Sexualidade, cuidado e prevenção
De acordo com Leandra, a sociedade machista e sexista produziu uma cultura que controla o corpo e a sexualidade das mulheres, em detrimento do dos homens, de tal forma que no espaço do evento, ao serem perguntadas se já se olharam no espelho nuas para observarem as suas genitálias, muitas mulheres se sentiram extremamente constrangidas ao responder.

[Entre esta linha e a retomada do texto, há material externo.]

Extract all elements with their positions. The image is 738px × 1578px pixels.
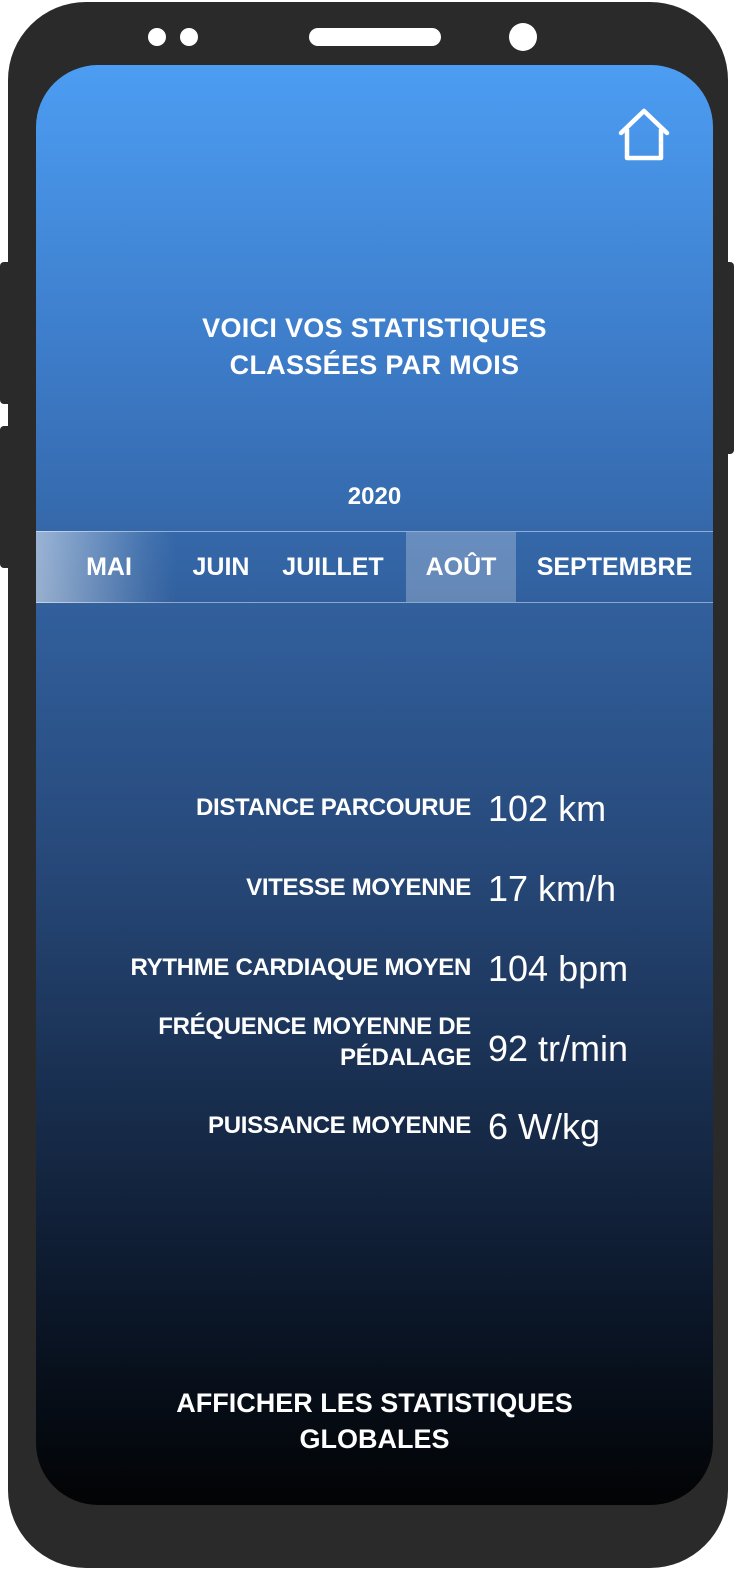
stat-value: 17 km/h bbox=[488, 868, 617, 909]
stat-label-line: RYTHME CARDIAQUE MOYEN bbox=[130, 954, 471, 981]
page-title: VOICI VOS STATISTIQUES CLASSÉES PAR MOIS bbox=[36, 310, 713, 384]
stat-label-line: PUISSANCE MOYENNE bbox=[208, 1112, 471, 1139]
stat-label: RYTHME CARDIAQUE MOYEN bbox=[51, 952, 471, 983]
home-icon bbox=[618, 108, 670, 161]
speaker-grille bbox=[309, 28, 441, 46]
year-label: 2020 bbox=[347, 483, 402, 510]
stat-value: 102 km bbox=[488, 788, 607, 829]
show-global-stats-button[interactable]: AFFICHER LES STATISTIQUES GLOBALES bbox=[36, 1385, 713, 1457]
home-button[interactable] bbox=[615, 105, 673, 163]
stat-label: DISTANCE PARCOURUE bbox=[51, 792, 471, 823]
stat-row-cadence: FRÉQUENCE MOYENNE DE PÉDALAGE 92 tr/min bbox=[36, 1011, 713, 1071]
page-title-line: VOICI VOS STATISTIQUES bbox=[202, 313, 547, 343]
stat-label-line: PÉDALAGE bbox=[340, 1044, 471, 1071]
stat-row-power: PUISSANCE MOYENNE 6 W/kg bbox=[36, 1105, 713, 1165]
app-screen: VOICI VOS STATISTIQUES CLASSÉES PAR MOIS… bbox=[36, 65, 713, 1505]
stat-row-heart-rate: RYTHME CARDIAQUE MOYEN 104 bpm bbox=[36, 947, 713, 1007]
month-selector[interactable]: MAI JUIN JUILLET AOÛT SEPTEMBRE bbox=[36, 531, 713, 603]
stat-row-speed: VITESSE MOYENNE 17 km/h bbox=[36, 867, 713, 927]
stat-value: 6 W/kg bbox=[488, 1106, 601, 1147]
sensor-dot bbox=[148, 28, 166, 46]
stat-label-line: FRÉQUENCE MOYENNE DE bbox=[158, 1013, 471, 1040]
volume-up-button bbox=[0, 262, 14, 404]
stat-value: 104 bpm bbox=[488, 948, 629, 989]
stat-value: 92 tr/min bbox=[488, 1028, 629, 1069]
month-tab-septembre[interactable]: SEPTEMBRE bbox=[516, 532, 713, 602]
footer-line: AFFICHER LES STATISTIQUES bbox=[176, 1388, 573, 1418]
page-title-line: CLASSÉES PAR MOIS bbox=[229, 350, 520, 380]
front-camera bbox=[509, 23, 537, 51]
stat-label-line: VITESSE MOYENNE bbox=[246, 874, 471, 901]
month-tab-aout[interactable]: AOÛT bbox=[406, 532, 516, 602]
phone-frame: VOICI VOS STATISTIQUES CLASSÉES PAR MOIS… bbox=[8, 2, 728, 1568]
stat-label: PUISSANCE MOYENNE bbox=[51, 1110, 471, 1141]
month-tab-juin[interactable]: JUIN bbox=[182, 532, 260, 602]
stat-label-line: DISTANCE PARCOURUE bbox=[195, 794, 471, 821]
month-tab-juillet[interactable]: JUILLET bbox=[260, 532, 406, 602]
volume-down-button bbox=[0, 426, 14, 568]
stat-row-distance: DISTANCE PARCOURUE 102 km bbox=[36, 787, 713, 847]
power-button bbox=[722, 262, 734, 454]
month-tab-mai[interactable]: MAI bbox=[36, 532, 182, 602]
stat-label: VITESSE MOYENNE bbox=[51, 872, 471, 903]
sensor-dot bbox=[180, 28, 198, 46]
stat-label: FRÉQUENCE MOYENNE DE PÉDALAGE bbox=[51, 1011, 471, 1073]
footer-line: GLOBALES bbox=[299, 1424, 450, 1454]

A facilitadora levou para o espaço da reunião moldes e próteses dos órgãos sexuais e, de forma descontraída, explicou os métodos preventivos as Doenças Sexualmente Transmissíveis (DSTs), os preservativos feminino e masculino, mostrando a forma correta do uso e os cuidados necessários a cada um, bem como ter acesso a eles através da rede pública de saúde.
Diversas agricultoras se manifestaram sobre a necessidade e a importância de momentos esclarecedores como este. “Deu para entender um pouco mais e saber coisas que a gente até então não sabia”, avaliou Maria José da Silva, de Montadas-PB. “Essas experiências mostradas aqui são muito válidas”, comentou Márcia Patrícia, de Queimadas-PB.
A agricultora Maria das Graças dos Santos, do Sítio Manguape, em São Sebastião de Lagoa de Roça, contou que foi casada 15 anos e teve um grande susto ao descobrir, 15 anos após a separação, de que seu marido faleceu com HIV : “Essa coisa de os homens dizerem que usar camisinha é chupar bala com papel é muito sério. Meu ex-marido era um desses, ele sempre me traiu e, mais tarde, por ele não se prevenir, contraiu uma doença e morreu há dois meses. Aí você vê a importância de se proteger, hoje ele está morto e eu estou aqui viva e com saúde”, relata a agricultora, que felizmente constatou que não foi infectada e nem os seus dois filhos que teve dessa união.
A Marcha pela Vida das Mulheres e pela Agroecologia é uma iniciativa do Polo da Borborema e da AS-PTA Agricultura Familiar e Agroecologia, entidade que assessora o Polo há mais de 20 anos. Há nove anos, as camponesas da região ocupam as ruas no dia 8 de março para denunciar a violência contra a mulher, bem como para reafirmar o papel histórico das mulheres agricultoras na produção de alimentos. Em sua 9ª edição, a Marcha vem aprofundando a problemática da onda conservadora que o país enfrenta e de que forma ela recai sobre a vida das mulheres, tratando sobre as questões tratadas nesta formação além de temas como a divisão do trabalho doméstico. Todos os anos, dezenas de reuniões de preparação como esta são realizadas em centenas de comunidades dos municípios da região.